Carol was pleased to be visiting the Boston UPA at a time when there was no snow! Before getting started on her presentation, she introduced two local colleagues and collected business cards for a raffle of wireless headphones. She also mentioned that a new edition of the book "Design of Sites" was coming out, called "Design of Sites Using Patterns", as well as a UCD casebook, with contributions from 22 usability professionals, including founders of the UPA (due April/May).
Carol's presentation focused on a study she did comparing two web sites--Club Med and Beaches-using a tool called WebEffective, which her company develops. (The focus of the research was on Club Med, since they were trying to get them as a client but gathered the data for demonstration purposes. During the course of the study, Club Med redesigned their site, so Carol also had before/after screenshots.) WebEffective allowed Carol to gather one-on-one usability data (both quantitative and qualitative) on a large scale, which was combined with in-lab testing to arrive at results and recommendations for improvement.
WebEffective is a combination web stats tool (what page users are on, how long they stayed, etc.) and survey tool (consisting of post task, during task, and post test questions). Unlike a plain web analytics tool, WebEffective allows researchers to watch an intended task and get the "why" by asking users as they work. For example, if a user abandons a registration process, researchers can ask them questions to find out exactly what happened. (Yes, customers/participants can be intercepted to gather information, and Carol has found they are generally eager to provide feedback.) Therefore, WebEffective provides self-reported and actual data that allows researchers to better determine a customer's experience of a site. Of course clients need to come up with key metrics they want to observe, and should use the same ones to see trends (or the effect of a site redesign) over time.

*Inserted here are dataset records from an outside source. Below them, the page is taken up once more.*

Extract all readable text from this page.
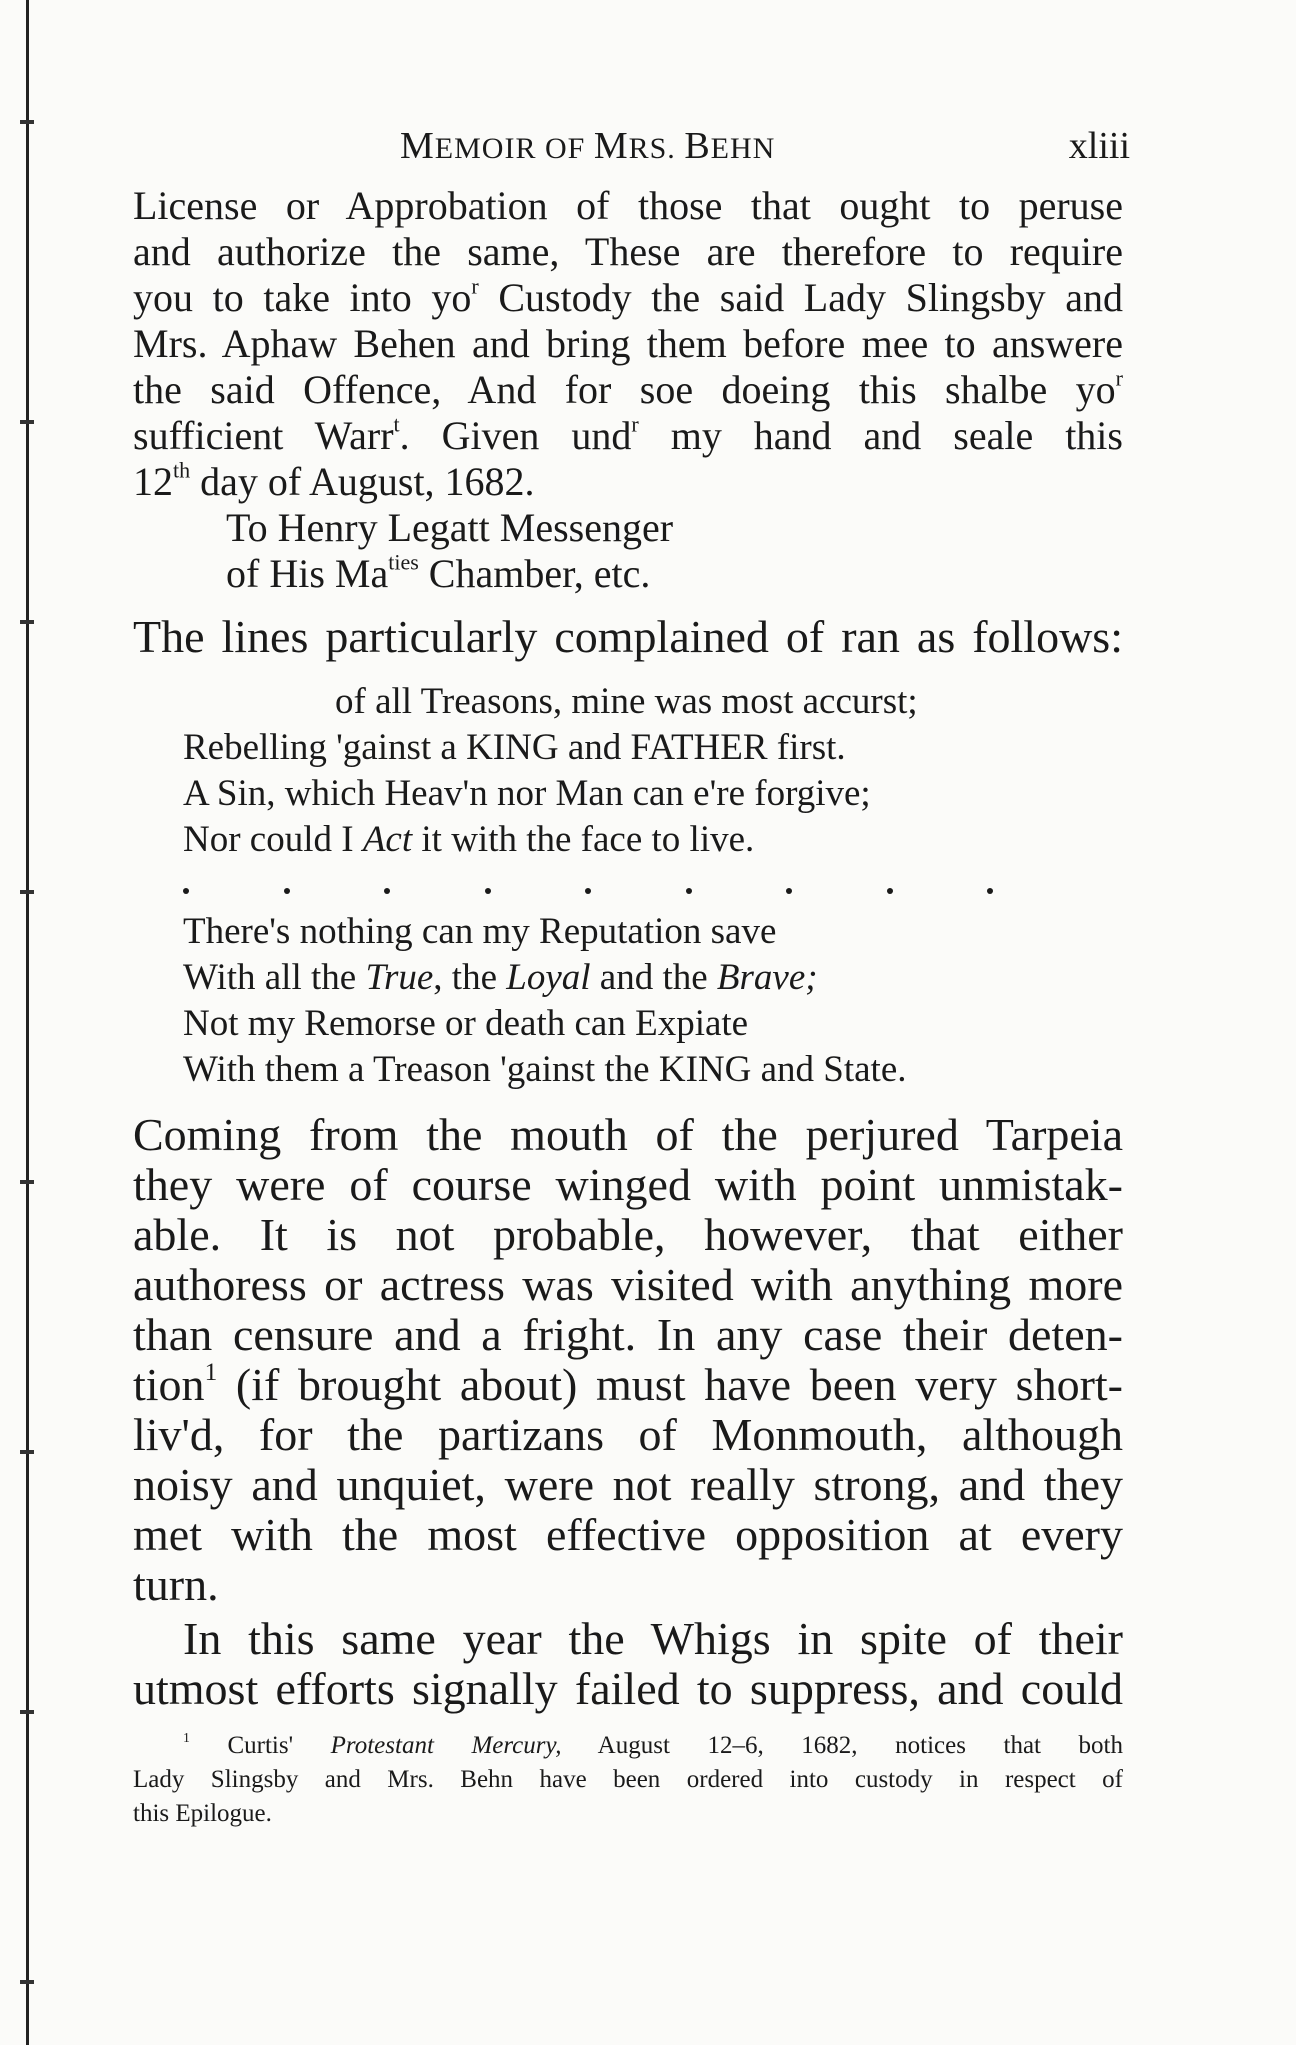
MEMOIR OF MRS. BEHN	xliii
License or Approbation of those that ought to peruse
and authorize the same, These are therefore to require
you to take into $yo^r$ Custody the said Lady Slingsby and
Mrs. Aphaw Behen and bring them before mee to answere
the said Offence, And for soe doeing this shalbe $yo^r$
sufficient Warr$^t$. Given und$^r$ my hand and seale this
12th day of August, 1682.
To Henry Legatt Messenger
of His $Ma^{ties}$ Chamber, etc.
The lines particularly complained of ran as follows:
of all Treasons, mine was most accurst;
Rebelling 'gainst a KING and FATHER first.
A Sin, which Heav'n nor Man can e're forgive;
Nor could I Act it with the face to live.
There's nothing can my Reputation save
With all the True, the Loyal and the Brave;
Not my Remorse or death can Expiate
With them a Treason 'gainst the KING and State.
Coming from the mouth of the perjured Tarpeia
they were of course winged with point unmistak-
able. It is not probable, however, that either
authoress or actress was visited with anything more
than censure and a fright. In any case their deten-
tion$^1$ (if brought about) must have been very short-
liv'd, for the partizans of Monmouth, although
noisy and unquiet, were not really strong, and they
met with the most effective opposition at every
turn.
In this same year the Whigs in spite of their
utmost efforts signally failed to suppress, and could
$^1$ Curtis' Protestant Mercury, August 12–6, 1682, notices that both
Lady Slingsby and Mrs. Behn have been ordered into custody in respect of
this Epilogue.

Keynote can do this research for interested companies, or license WebEffective for teams wanting to do the research themselves. Similar tools are available through open source projects as well. The relative cost for lab studies versus using WebEffective are comparable on a per user / per study basis. You can join a Keynote panel to evaluate web sites at http://panel.webeffective.keynote.com/.
Overall, the meeting was very interactive and attendees had lots of questions (captured in a separate Word document).